= Range expansion index =

The range expansion index (REI) is a technical indicator used in the technical analysis of financial markets. It is intended to chart the relative strength or weakness of a trading vehicle based on the comparison of the recent price changes and the overall price changes for the period.

The REI can be classified as a momentum oscillator, measuring the velocity and magnitude of directional price movements. The REI shows overbought/oversold price conditions by measuring the relation between the sum of "strong" price changes (such that form a trend) and all price changes for the period.

The REI is most typically used on an 8 day timeframe. It changes on a scale from −100 to +100, with the overbought and oversold levels marked at +60 and −60, respectively.

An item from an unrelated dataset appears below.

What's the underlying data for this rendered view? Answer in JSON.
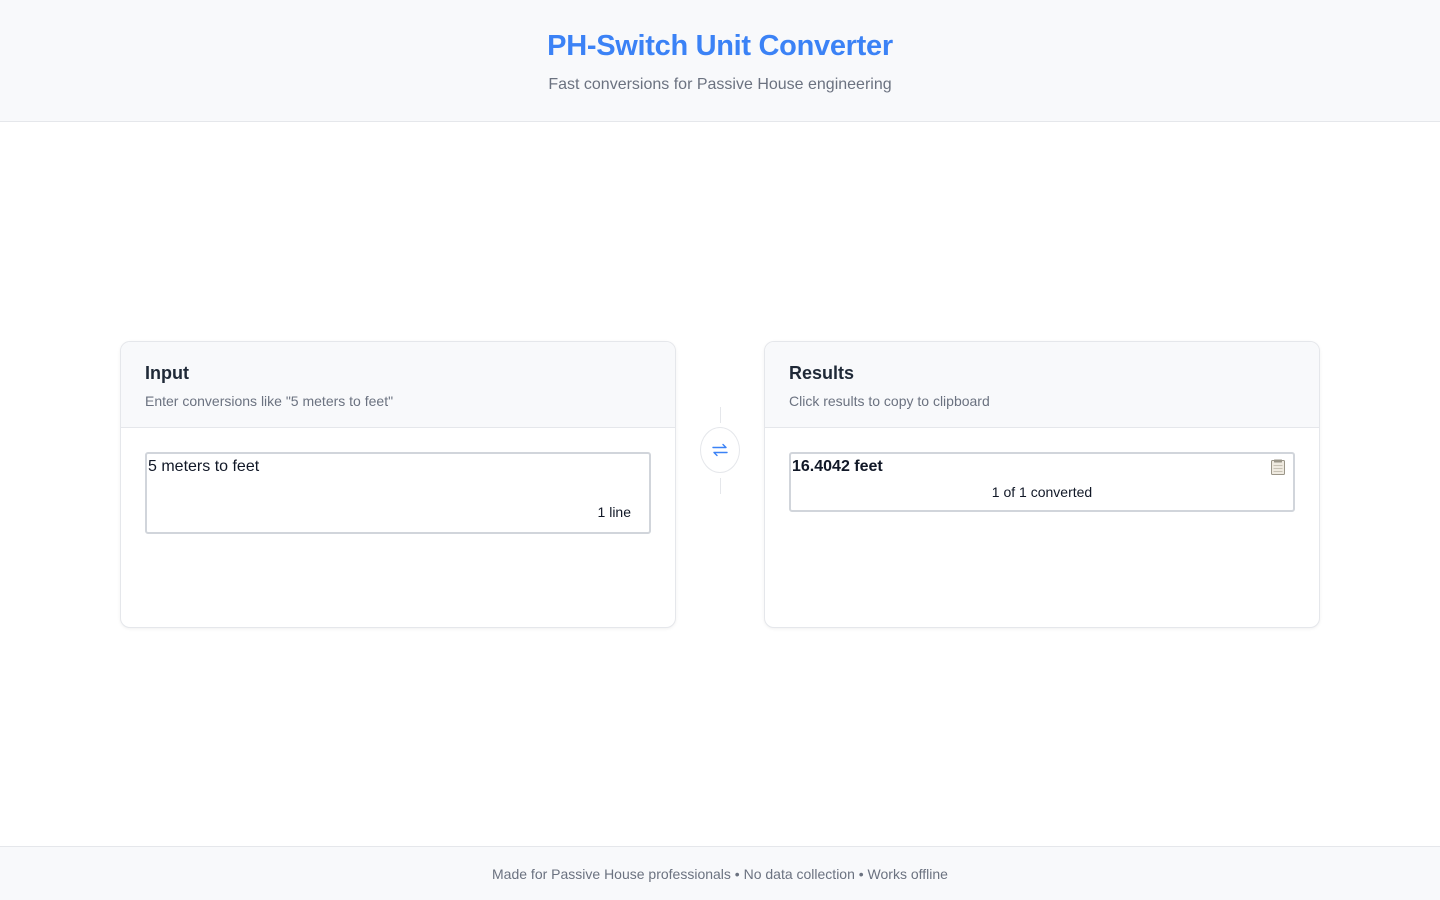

The range expansion index was developed by Thomas DeMark and published in his 1994 book, The New Science of Technical Analysis.

==Calculation==
Two sums are calculated for each day. One is the conditional sum of the "strong" price changes:

 $S1 = \sum_{j=1}^{k} n_j m_j s_j$

where $k$ is the period of calculation (usually, 8), $n_j$ is a first condition:

   if ((High[j – 2] < Close[j - 7]) && (High[j - 2] < Close[j - 8]) && (High[j] < High[j - 5]) && (High[j] < High[j - 6])) $n_j = 0$
   else $n_j = 1$

$m_j$ is a second condition:

   if ((Low[j – 2] > Close[j – 7]) && (Low[j – 2] > Close[j – 8]) && (Low[j] > Low[j – 5]) && (Low[j] > Low[j – 6])) $m_j = 0$
   else $m_j = 1$

and $s_j$ is the price change parameter:

 $s_j = High[j] - High[j - 2] + Low[j] - Low[j - 2],\!$

The second sum is calculated as following:

 $S2 = \sum_{j=1}^{k} |High[j] - High[j - 2]| + |Low[j] - Low[j - 2]|$

For each trading day the value of the indicator is calculated:

 $REI = \frac{S1}{S2} 100$

==Interpretation==
According to Thomas DeMark, price weakness is shown by the indicator when its value rises above level 60 and then declines below it. Price strength is shown when the REI goes below −60 and then rises above that level.